Despite superficial similarities to Juno and Knocked Up, the Hollywood product that Mungiu’s film most closely resembles is Alfonso Cuarón’s Children of Men. In its hand-held, dystopian vision of a woman trying to terminate a child, 4 Months is the inverse of Cuarón’s film, in which Clive Owen tried to keep the world’s only infant alive. And just as many critics awkwardly tried to saddle Children of Men with post-9/11 relevance, 4 Months doesn’t function well as a metaphor for anything. The former is about terrorism and the latter about abortion, but both simply use those topics as entry points for cinematic tension. Mungiu has brought the full visceral nature of abortion closer to the artistic mainstream, but his film didn’t need that particular issue to make its point.
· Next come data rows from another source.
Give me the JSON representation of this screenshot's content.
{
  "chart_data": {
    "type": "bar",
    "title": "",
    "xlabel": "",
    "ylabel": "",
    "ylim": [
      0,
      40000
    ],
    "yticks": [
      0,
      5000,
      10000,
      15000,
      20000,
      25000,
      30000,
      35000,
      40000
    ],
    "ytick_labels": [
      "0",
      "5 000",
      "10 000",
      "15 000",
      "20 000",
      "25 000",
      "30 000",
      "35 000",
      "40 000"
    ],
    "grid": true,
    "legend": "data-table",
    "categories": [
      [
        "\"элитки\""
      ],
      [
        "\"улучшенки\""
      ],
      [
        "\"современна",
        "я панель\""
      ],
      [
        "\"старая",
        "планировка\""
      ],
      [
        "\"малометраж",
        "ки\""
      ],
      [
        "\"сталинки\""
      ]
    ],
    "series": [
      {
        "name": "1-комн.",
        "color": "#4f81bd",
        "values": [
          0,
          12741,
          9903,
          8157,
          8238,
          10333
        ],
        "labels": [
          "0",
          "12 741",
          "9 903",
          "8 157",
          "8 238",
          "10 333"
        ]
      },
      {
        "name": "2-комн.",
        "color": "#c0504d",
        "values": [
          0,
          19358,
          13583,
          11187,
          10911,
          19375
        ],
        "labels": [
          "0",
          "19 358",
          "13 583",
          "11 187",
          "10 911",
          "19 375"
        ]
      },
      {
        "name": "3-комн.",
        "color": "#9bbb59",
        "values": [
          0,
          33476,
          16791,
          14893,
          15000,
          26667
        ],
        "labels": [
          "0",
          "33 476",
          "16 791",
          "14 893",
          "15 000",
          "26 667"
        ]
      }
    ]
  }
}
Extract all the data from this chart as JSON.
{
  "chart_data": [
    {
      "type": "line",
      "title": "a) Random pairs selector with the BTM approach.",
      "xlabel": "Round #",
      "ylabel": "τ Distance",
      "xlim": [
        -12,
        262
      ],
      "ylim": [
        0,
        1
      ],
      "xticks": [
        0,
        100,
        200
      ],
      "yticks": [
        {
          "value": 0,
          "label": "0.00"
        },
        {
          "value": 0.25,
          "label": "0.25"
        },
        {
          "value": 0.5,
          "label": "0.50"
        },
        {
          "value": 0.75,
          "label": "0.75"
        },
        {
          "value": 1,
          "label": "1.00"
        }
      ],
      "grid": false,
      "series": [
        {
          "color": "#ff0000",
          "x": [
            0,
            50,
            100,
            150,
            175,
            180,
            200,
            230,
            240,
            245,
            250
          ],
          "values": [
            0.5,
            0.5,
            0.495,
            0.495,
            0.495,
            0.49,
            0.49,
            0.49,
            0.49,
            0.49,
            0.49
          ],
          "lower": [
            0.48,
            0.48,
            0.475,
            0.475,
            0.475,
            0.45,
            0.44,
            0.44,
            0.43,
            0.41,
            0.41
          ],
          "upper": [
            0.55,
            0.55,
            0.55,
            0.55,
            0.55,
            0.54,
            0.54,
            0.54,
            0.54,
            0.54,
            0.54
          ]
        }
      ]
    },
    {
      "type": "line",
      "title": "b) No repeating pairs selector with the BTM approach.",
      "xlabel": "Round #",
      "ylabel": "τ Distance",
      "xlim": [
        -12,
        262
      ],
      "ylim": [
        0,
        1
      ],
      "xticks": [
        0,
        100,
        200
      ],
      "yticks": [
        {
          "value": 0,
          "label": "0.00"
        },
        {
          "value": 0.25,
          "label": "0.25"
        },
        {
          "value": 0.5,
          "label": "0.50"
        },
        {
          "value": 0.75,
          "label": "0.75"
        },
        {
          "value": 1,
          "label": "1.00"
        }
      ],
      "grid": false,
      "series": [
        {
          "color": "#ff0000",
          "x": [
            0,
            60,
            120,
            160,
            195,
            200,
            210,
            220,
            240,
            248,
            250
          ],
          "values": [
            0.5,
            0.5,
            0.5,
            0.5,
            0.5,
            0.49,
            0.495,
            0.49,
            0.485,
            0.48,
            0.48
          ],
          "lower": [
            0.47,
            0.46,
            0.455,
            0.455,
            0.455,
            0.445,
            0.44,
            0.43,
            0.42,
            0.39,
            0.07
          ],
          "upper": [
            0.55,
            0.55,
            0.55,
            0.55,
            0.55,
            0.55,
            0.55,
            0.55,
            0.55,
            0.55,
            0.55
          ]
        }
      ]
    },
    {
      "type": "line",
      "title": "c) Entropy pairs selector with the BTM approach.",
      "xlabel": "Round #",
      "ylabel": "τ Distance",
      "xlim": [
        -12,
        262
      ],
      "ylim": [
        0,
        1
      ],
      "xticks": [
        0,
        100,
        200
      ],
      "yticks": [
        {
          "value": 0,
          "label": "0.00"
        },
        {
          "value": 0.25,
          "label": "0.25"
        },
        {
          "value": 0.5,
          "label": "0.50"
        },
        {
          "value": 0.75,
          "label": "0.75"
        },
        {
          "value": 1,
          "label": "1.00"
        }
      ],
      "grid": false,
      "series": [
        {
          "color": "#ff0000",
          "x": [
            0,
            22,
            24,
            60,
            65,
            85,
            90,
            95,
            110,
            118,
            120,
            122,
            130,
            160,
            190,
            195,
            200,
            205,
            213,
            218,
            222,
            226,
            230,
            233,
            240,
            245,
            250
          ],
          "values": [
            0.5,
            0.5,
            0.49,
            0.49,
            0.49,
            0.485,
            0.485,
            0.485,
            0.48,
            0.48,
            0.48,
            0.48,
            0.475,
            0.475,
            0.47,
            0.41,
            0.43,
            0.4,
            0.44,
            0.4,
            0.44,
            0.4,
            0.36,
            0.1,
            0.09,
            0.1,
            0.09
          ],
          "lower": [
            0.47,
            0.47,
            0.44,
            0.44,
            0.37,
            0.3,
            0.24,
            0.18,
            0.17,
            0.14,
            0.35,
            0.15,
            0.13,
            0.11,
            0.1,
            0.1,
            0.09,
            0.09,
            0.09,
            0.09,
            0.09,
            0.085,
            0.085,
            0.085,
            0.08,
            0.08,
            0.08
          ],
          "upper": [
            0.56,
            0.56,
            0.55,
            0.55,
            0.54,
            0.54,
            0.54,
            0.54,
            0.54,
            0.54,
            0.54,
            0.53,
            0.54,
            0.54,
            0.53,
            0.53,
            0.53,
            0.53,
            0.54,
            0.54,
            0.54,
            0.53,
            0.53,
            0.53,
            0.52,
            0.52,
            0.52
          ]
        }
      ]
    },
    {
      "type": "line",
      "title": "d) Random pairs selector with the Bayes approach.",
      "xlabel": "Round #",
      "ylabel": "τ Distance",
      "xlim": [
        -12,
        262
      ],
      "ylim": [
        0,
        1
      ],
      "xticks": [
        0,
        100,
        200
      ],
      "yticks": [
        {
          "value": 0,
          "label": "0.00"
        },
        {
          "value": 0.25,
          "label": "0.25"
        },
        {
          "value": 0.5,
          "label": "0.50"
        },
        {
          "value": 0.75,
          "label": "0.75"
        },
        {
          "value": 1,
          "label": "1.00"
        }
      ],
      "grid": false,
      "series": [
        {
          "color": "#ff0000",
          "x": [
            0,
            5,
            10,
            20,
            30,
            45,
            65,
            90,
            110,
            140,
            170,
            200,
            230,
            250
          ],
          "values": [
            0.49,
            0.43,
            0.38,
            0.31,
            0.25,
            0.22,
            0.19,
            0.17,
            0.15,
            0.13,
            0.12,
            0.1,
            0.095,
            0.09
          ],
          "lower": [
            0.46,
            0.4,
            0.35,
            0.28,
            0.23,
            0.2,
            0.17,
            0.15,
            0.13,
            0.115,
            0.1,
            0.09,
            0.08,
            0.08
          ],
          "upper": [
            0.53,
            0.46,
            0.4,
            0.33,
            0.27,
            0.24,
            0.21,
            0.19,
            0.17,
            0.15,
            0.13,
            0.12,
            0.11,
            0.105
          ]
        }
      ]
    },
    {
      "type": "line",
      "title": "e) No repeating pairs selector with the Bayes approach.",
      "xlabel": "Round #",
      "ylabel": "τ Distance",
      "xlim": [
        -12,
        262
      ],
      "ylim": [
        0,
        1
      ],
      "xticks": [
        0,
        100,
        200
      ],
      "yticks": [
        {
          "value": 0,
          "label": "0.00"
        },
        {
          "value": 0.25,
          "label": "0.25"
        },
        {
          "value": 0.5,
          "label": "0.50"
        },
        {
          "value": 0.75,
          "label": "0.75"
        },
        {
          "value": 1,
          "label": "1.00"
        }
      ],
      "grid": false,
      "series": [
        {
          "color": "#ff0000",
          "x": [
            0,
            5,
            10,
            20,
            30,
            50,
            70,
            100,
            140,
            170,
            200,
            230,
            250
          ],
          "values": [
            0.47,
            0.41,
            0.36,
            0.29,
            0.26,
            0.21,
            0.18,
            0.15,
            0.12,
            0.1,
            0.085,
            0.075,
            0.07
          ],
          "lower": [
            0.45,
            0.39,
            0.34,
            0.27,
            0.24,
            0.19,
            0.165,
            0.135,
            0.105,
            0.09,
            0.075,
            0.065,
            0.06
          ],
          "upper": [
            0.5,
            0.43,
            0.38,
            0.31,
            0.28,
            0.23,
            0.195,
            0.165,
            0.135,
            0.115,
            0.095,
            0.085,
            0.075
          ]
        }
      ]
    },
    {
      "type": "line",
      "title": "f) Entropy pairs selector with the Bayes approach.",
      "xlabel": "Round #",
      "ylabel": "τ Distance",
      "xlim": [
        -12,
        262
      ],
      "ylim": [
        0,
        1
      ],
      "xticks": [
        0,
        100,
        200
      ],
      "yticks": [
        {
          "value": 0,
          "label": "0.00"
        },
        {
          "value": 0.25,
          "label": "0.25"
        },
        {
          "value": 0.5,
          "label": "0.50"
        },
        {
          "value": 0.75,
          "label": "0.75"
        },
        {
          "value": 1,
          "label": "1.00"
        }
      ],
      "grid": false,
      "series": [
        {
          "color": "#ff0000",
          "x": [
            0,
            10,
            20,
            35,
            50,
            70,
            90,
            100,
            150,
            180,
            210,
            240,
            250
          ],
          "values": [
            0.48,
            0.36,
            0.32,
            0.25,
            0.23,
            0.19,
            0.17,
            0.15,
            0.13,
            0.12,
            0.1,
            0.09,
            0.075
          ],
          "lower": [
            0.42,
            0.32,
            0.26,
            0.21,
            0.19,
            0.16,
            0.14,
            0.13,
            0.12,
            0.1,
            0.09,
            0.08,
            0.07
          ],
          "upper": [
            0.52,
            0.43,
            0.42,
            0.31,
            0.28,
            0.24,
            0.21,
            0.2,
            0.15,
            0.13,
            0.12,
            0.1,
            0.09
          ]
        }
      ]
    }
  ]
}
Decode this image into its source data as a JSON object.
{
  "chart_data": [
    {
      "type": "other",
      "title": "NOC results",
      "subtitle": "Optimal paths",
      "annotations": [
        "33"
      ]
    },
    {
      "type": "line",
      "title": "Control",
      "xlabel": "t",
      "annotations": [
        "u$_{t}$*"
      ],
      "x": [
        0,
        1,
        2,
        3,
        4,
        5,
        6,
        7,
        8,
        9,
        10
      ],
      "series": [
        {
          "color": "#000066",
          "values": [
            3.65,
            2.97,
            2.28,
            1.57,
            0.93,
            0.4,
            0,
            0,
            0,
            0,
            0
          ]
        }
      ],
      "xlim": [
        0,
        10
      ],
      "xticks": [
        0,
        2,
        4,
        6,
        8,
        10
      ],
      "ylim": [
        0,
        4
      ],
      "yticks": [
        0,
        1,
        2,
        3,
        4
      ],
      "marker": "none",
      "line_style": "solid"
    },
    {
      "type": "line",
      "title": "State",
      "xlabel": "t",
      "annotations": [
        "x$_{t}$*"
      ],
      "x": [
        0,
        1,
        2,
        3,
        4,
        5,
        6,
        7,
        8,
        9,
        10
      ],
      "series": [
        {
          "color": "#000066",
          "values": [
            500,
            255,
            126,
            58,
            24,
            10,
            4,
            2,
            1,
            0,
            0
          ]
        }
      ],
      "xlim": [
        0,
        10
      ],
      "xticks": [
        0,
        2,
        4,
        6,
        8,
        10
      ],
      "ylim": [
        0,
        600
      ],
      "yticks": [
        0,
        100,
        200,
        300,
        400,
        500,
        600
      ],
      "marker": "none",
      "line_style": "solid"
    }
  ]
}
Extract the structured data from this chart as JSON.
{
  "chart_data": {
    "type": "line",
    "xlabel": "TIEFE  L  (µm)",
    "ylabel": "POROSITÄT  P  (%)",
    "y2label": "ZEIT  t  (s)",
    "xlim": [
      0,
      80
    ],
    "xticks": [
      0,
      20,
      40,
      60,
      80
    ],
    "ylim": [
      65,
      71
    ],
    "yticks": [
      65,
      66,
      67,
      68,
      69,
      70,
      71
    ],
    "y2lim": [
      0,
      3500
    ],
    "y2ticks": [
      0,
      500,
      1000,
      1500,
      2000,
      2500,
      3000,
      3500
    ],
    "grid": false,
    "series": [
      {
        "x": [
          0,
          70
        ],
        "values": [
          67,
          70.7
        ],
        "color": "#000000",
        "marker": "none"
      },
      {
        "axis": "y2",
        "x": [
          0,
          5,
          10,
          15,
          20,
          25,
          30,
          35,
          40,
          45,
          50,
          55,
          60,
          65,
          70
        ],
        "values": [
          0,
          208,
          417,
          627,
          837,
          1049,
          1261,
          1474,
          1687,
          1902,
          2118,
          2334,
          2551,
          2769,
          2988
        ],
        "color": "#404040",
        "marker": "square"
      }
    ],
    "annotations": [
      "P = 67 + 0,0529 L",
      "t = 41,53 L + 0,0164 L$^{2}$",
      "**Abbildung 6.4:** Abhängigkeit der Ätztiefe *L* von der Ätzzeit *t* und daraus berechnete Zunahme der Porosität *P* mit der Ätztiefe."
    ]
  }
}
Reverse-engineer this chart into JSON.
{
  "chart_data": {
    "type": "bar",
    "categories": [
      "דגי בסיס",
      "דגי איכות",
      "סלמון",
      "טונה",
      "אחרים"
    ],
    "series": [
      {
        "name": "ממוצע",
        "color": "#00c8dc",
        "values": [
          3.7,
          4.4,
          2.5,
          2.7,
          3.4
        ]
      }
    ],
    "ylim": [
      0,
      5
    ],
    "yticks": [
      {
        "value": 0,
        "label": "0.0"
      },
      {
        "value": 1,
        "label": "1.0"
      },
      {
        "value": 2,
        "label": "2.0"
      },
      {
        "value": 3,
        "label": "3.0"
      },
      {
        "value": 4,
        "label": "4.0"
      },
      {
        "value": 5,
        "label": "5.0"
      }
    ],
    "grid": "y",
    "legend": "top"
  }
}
Instead, Mungiu comes off more like Dr. Bebe than he’d probably like to admit—providing a necessary service, but not without exploitation.


Discussion
  • Great film. I find the Children of Men contrast very interesting, how both films take place in a documentary-style dystopian setting with a plot revolving around a baby's life. Children of Men wants the baby to live, when 4 Months, 3 Weeks and 2 Days wants the opposite of that. Also one takes place 20 years in the future, the other takes place 20 years ago. Very interesting, well done.